I have a scenario in a very old and very large application, where I have a table representing a type of resource:
CREATE TABLE resource (resource_id INT, name NVARCHAR(4000)) This table is selected from in hundreds of different places, including stored procedures and dynamic SQL in the application code.
A team recently updated this resource's name to be localized, and their approach is pretty straight forward. There is a new table containing the localized names, and a 'default' language ID on the resource table, for when the name isn't localized for the requested language:
-- Foreign keys omitted ALTER TABLE resource ADD default_language_id INT CREATE TABLE resource_local (resource_id INT, language_id INT, name NVARCHAR(4000)) Most procs have an @user_language_id parameter, so the logic for choosing the name to return is simple: take resource_local.name matching language_id = @user_language_id if it exists, otherwise resource_local.name matching language_id = resource.default_language_id if it exists, otherwise take resource.name.

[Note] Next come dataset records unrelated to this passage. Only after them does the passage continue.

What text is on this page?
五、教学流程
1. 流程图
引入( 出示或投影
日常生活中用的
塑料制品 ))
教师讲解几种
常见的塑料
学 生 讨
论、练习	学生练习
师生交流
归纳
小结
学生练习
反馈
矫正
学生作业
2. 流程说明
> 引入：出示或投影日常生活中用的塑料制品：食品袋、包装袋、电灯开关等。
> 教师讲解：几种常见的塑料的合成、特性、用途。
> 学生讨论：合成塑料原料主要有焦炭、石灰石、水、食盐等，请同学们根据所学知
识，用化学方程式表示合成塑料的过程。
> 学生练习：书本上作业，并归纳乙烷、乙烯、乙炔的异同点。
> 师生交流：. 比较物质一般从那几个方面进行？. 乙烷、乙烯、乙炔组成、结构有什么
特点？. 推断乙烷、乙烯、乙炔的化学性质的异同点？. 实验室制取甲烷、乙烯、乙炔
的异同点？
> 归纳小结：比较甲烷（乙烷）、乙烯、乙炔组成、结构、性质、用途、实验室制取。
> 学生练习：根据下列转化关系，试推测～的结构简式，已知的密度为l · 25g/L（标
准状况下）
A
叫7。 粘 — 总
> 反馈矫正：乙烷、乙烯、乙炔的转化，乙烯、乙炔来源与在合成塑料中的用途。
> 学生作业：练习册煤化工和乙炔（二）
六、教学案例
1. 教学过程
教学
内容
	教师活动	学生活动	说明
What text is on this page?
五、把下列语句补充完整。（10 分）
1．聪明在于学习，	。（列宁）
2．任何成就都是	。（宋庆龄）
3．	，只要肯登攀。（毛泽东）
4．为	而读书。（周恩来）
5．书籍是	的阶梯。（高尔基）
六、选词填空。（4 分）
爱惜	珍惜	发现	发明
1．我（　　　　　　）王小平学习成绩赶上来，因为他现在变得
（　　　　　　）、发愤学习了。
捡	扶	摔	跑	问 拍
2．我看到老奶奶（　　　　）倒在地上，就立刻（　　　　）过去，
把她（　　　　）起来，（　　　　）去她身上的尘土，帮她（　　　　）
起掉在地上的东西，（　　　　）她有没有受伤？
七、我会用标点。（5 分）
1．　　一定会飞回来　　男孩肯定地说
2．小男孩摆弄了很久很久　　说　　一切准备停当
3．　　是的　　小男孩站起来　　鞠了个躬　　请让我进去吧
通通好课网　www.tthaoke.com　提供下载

Unfortunately, this turns the logic to select the correct name into something like this:
SELECT ISNULL(ISNULL(exact.name, default.name), res.name) FROM resource res LEFT JOIN resource_local exact ON exact.resource_id = res.resource_id AND exact.language_id = @user_language_id LEFT JOIN resource_local default ON default.resource_id = res.resource_id AND default.language_id = res.default_language_id WHERE res.resource_id = @resource_id All of the hundreds of places that try to select resource.name are having to be updated with this logic, which has turned this project into a massive effort across the entire organization, as each team needs to update their SQL to use this logic. This also causes maintainability issues, as any new developers dealing with this table need to know that they can't just use the name column.
It's too late now, but I'm curious: is there any better way to approach this, so that selecting the name column from resource will just 'do the right thing' based on the @user_language_id variable (if it exists)?